Banking Glossary

Financial terms explained in plain language

A

Assets

Everything a bank owns or controls that has monetary value. This includes cash, loans to customers, investments in securities, real estate, and other holdings.

Example: When we say ICBC has $6.3 trillion in assets, this includes all the loans they've made, securities they hold, cash reserves, and property they own.

Asset Concentration

The degree to which banking assets are controlled by a small number of institutions. High concentration means fewer banks control most of the wealth.

Context: In 1984, the top 4 US banks controlled 15% of deposits. Today they control 44%—that's extreme asset concentration.

B

Bailout

Financial assistance provided by the government to prevent a bank or financial institution from failing. Usually involves taxpayer money.

2008 Example: The US government spent $498 billion (3.5% of GDP) bailing out banks during the financial crisis.

Bank Consolidation

The process of banks merging or being acquired, resulting in fewer, larger institutions. This has been the dominant trend since 1990.

Impact: Over 10,000 banks have disappeared through consolidation since 1990, creating today's megabanks.

C

Community Bank

Smaller banks that serve local communities, typically with less than $10 billion in assets. They focus on personal relationships and local lending.

Trend: Community banks have been steadily disappearing, unable to compete with megabanks that enjoy implicit government guarantees and economies of scale.

Concentration of Wealth

The accumulation of large amounts of wealth in the hands of a few individuals or institutions.
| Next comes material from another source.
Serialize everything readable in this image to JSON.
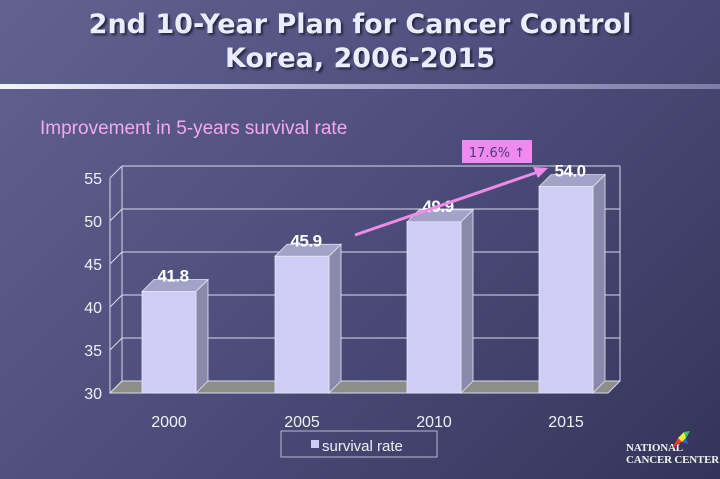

Banking Context: The world's largest banks control over $50 trillion in combined assets—more than the GDP of most major economies.

D

Deposits

Money that customers place into bank accounts. Banks use these deposits to make loans and investments.

Power Metric: The top 4 US banks now control 44% of all US deposits, up from 15% in 1984.

Dodd-Frank Act

Legislation passed in 2010 to regulate banks after the 2008 financial crisis. Aimed to prevent future crises through increased oversight and capital requirements.

Reality: Many provisions have been weakened through lobbying, and banks are now even larger than before the crisis.

F

Financial Crisis (2008)

A severe worldwide economic crisis caused by risky lending practices, complex financial instruments, and inadequate regulation of large banks.

Cost: The crisis resulted in a $498 billion taxpayer bailout, millions of foreclosures, and the worst recession since the Great Depression.

G

Glass-Steagall Act

A 1933 law that separated commercial banking from investment banking to reduce risk. It was repealed in 1999 by the Gramm-Leach-Bliley Act.

Impact: Repeal allowed banks to become much larger and engage in riskier activities, contributing to conditions that led to the 2008 crisis.

GDP (Gross Domestic Product)

The total value of all goods and services produced by a country in a year. Used to measure economic size.

Banking Comparison: ICBC's assets ($6.3T) exceed the combined GDP of Germany, India, and the UK.

I

Implicit Guarantee

The unofficial understanding that the government will bail out large banks if they fail, even without formal promises.

Value: This implicit guarantee is worth approximately $83 billion annually to large banks—essentially free money from taxpayers.

L

Lobbying

The practice of attempting to influence politicians and government officials to create favorable policies.

Banking Lobbying: The financial sector spent $7.4 billion on lobbying from 1998-2016—about $1.3 million per day.

M

Megabank

Extremely large banks with assets in the trillions of dollars. These institutions operate globally and often enjoy "too big to fail" status.

Examples: ICBC ($6.3T), JPMorgan Chase ($4T), Bank of America ($3.3T).

Moral Hazard

When banks take excessive risks because they know they'll be bailed out if things go wrong. The profits are private, but the losses are public.

Problem: "Too big to fail" creates moral hazard by removing consequences for risky behavior.

S

Systemic Risk

The risk that the failure of one major financial institution could trigger a cascade of failures throughout the entire financial system.

2008 Lesson: The interconnected nature of megabanks meant that one failure could threaten the entire global economy.

T

Too Big to Fail

Financial institutions so large and interconnected that their failure would cause catastrophic damage to the economy, forcing government intervention.

Reality: These banks receive an $83 billion annual subsidy through implicit government guarantees, and they're even larger now than before the 2008 crisis.

Trillion

One trillion equals 1,000 billion or 1,000,000 million. Written as $1,000,000,000,000.

Context: ICBC has $6.3 trillion in assets. If you spent $1 million every day, it would take 17,260 years to spend $6.3 trillion.